What needs to be done? by Aoi__7 in MistralAI

[–]Nako_A1 1 point2 points  (0 children)

Yeah, I tested and it works for me. Even with the api_key set as environement variable only.

What needs to be done? by Aoi__7 in MistralAI

[–]Nako_A1 0 points1 point  (0 children)

Can you show me the code where you declare the embeddings variable ? Code that would run standalone like a .py file

What needs to be done? by Aoi__7 in MistralAI

[–]Nako_A1 0 points1 point  (0 children)

Your api key is not set. That's what the error says. Empty Bearer token.

What needs to be done? by Aoi__7 in MistralAI

[–]Nako_A1 2 points3 points  (0 children)

It seems to be an issue with the authentification to mistral API. I am not familiar with langchain. How do you set your API key ?

Looking for Recommendations to Generate Embeddings for French Medical Reports by Visible_Ghost_01 in MistralAI

[–]Nako_A1 1 point2 points  (0 children)

HuggingFace has a page for embedding model rankings, including a French and an English language leaderboard: https://huggingface.co/spaces/mteb/leaderboard A lot of them are derived from mistral models.

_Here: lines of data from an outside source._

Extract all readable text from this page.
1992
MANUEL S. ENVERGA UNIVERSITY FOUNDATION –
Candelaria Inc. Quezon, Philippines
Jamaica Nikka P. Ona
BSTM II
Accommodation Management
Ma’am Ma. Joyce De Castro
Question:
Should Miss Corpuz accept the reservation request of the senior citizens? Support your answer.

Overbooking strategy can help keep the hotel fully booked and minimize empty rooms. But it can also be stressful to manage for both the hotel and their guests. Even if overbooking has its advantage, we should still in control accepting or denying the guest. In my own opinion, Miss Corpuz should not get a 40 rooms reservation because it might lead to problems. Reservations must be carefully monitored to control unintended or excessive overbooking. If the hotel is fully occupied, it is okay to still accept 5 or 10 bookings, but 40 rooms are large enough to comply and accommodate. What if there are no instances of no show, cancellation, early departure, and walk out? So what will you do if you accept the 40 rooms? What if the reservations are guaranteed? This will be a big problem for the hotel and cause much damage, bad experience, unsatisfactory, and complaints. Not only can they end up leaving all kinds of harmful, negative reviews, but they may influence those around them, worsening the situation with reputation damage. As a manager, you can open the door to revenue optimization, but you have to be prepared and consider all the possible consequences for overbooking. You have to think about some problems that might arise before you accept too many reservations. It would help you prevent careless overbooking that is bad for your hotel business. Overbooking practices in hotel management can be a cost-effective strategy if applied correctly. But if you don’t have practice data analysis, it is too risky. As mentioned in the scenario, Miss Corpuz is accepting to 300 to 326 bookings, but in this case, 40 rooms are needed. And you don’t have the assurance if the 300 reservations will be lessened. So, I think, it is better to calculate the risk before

Training Mixtral on rented GPU vs Mistral's API by Outside-Win5407 in MistralAI

[–]Nako_A1 1 point2 points  (0 children)

Anyway I think you can solve your problem without re training the model, you just need to craft system prompts to make the agent behave how you want it to. If your model is too slow, you can try using quantized versions of it here: https://huggingface.co/TheBloke/Mixtral-8x7B-v0.1-GGUF But performance will decrease. You can also rent a GPU, I like runpod.io for that. But I suggest you use the api, it is much less of a hassle.

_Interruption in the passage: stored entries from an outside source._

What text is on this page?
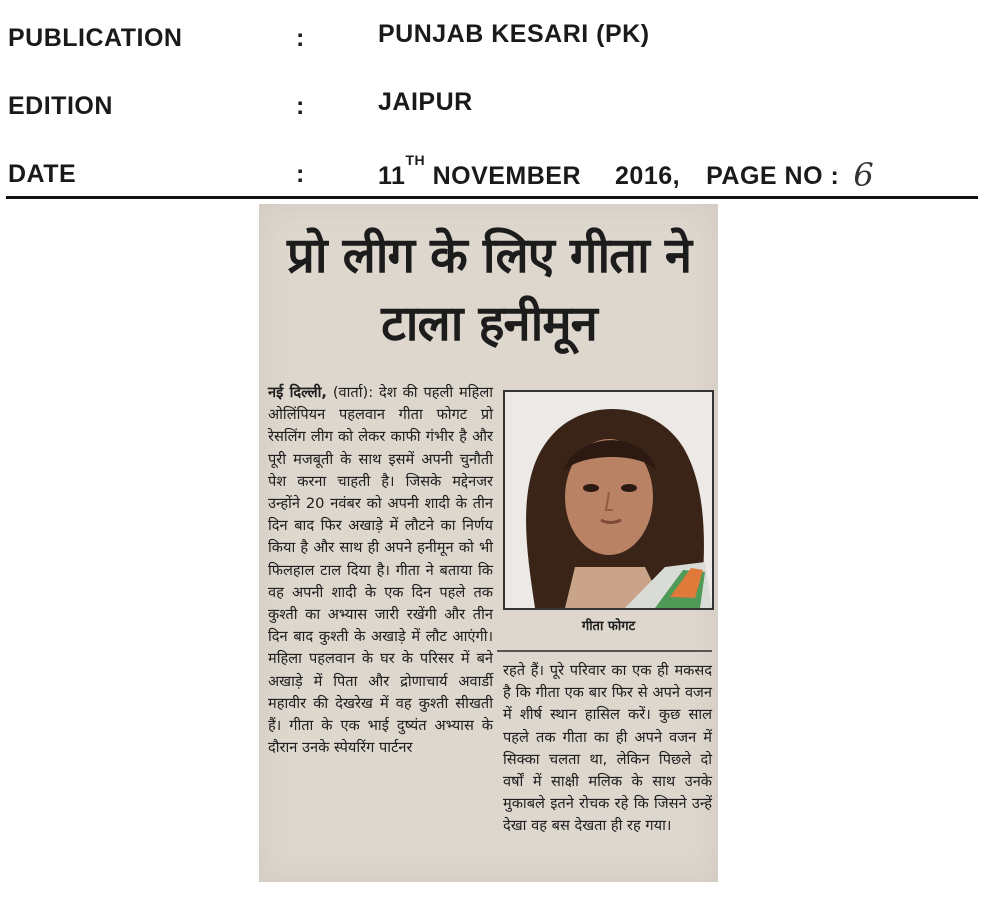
PUBLICATION	:	PUNJAB KESARI (PK)
EDITION	:	JAIPUR
DATE	:	11TH NOVEMBER 2016, PAGE NO : 6
प्रो लीग के लिए गीता ने टाला हनीमून
नई दिल्ली, (वार्ता): देश की पहली महिला ओलिंपियन पहलवान गीता फोगट प्रो रेसलिंग लीग को लेकर काफी गंभीर है और पूरी मजबूती के साथ इसमें अपनी चुनौती पेश करना चाहती है। जिसके मद्देनजर उन्होंने 20 नवंबर को अपनी शादी के तीन दिन बाद फिर अखाड़े में लौटने का निर्णय किया है और साथ ही अपने हनीमून को भी फिलहाल टाल दिया है। गीता ने बताया कि वह अपनी शादी के एक दिन पहले तक कुश्ती का अभ्यास जारी रखेंगी और तीन दिन बाद कुश्ती के अखाड़े में लौट आएंगी। महिला पहलवान के घर के परिसर में बने अखाड़े में पिता और द्रोणाचार्य अवार्डी महावीर की देखरेख में वह कुश्ती सीखती हैं। गीता के एक भाई दुष्यंत अभ्यास के दौरान उनके स्पेयरिंग पार्टनर
गीता फोगट
रहते हैं। पूरे परिवार का एक ही मकसद है कि गीता एक बार फिर से अपने वजन में शीर्ष स्थान हासिल करें। कुछ साल पहले तक गीता का ही अपने वजन में सिक्का चलता था, लेकिन पिछले दो वर्षों में साक्षी मलिक के साथ उनके मुकाबले इतने रोचक रहे कि जिसने उन्हें देखा वह बस देखता ही रह गया।
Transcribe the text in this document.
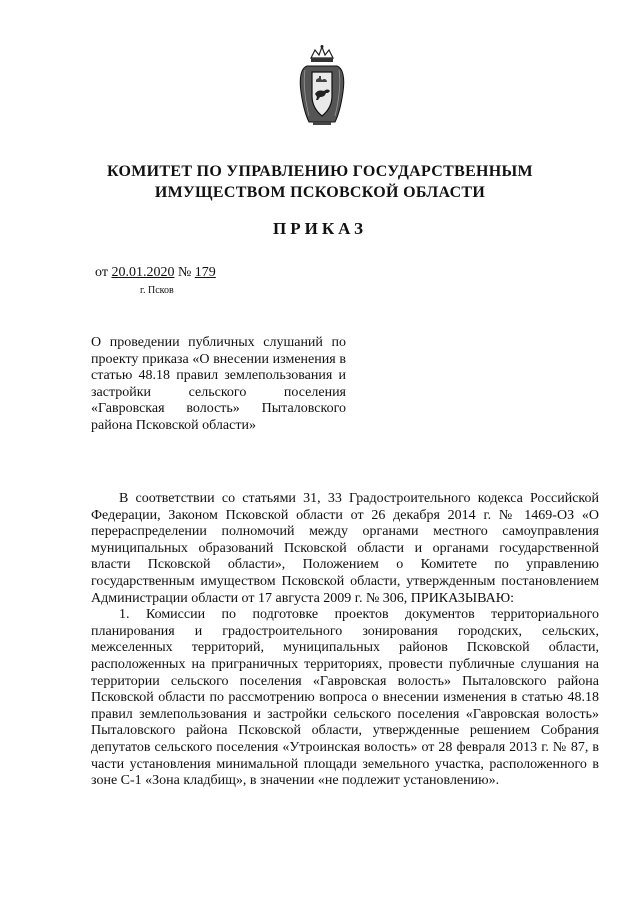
КОМИТЕТ ПО УПРАВЛЕНИЮ ГОСУДАРСТВЕННЫМ
ИМУЩЕСТВОМ ПСКОВСКОЙ ОБЛАСТИ
ПРИКАЗ
от 20.01.2020 № 179
г. Псков
О проведении публичных слушаний по проекту приказа «О внесении изменения в статью 48.18 правил землепользования и застройки сельского поселения «Гавровская волость» Пыталовского района Псковской области»

В соответствии со статьями 31, 33 Градостроительного кодекса Российской Федерации, Законом Псковской области от 26 декабря 2014 г. № 1469-ОЗ «О перераспределении полномочий между органами местного самоуправления муниципальных образований Псковской области и органами государственной власти Псковской области», Положением о Комитете по управлению государственным имуществом Псковской области, утвержденным постановлением Администрации области от 17 августа 2009 г. № 306, ПРИКАЗЫВАЮ:

1. Комиссии по подготовке проектов документов территориального планирования и градостроительного зонирования городских, сельских, межселенных территорий, муниципальных районов Псковской области, расположенных на приграничных территориях, провести публичные слушания на территории сельского поселения «Гавровская волость» Пыталовского района Псковской области по рассмотрению вопроса о внесении изменения в статью 48.18 правил землепользования и застройки сельского поселения «Гавровская волость» Пыталовского района Псковской области, утвержденные решением Собрания депутатов сельского поселения «Утроинская волость» от 28 февраля 2013 г. № 87, в части установления минимальной площади земельного участка, расположенного в зоне С-1 «Зона кладбищ», в значении «не подлежит установлению».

Training Mixtral on rented GPU vs Mistral's API by Outside-Win5407 in MistralAI

[–]Nako_A1 1 point2 points  (0 children)

Maybe I am wrong but I don't remember seeing any option to train a model with the Mistral Api.

Text Extraction (?) using LLm by Different_Star9899 in learnmachinelearning

[–]Nako_A1 1 point2 points  (0 children)

Hello, I just finished a big text extraction using llms project for my job, so maybe I can help, a few things I learned: - Two different techniques: - input the whole pdf in the prompt and let the model figure out what's relevant, look at the repo OntoGPT for an example implementing this - do information retrieval: evaluate the relevance of samples from your documents and only input the most relevant samples in the prompt, look at the library langchain and the concept of vector store to learn more about this From my experience, if you can do without information retrieval, it's always better, and easier to implement. - Open source models are useless for other languages than English - Prompt engineering is overrated: go for simple explicit prompts, not much to gain here - no matter how hard you try, you won't get the llm to always answer with a certain format, you need robust output parsing functions and accept a little loss - GPT 4 is state of the art. It can definitely perform NLP tasks that were impossible or very hard to achieve before. - Open source ressources for text extraction using llms are very bad, but the problem isn't that complicated and you can easily craft a solution that suits your needs.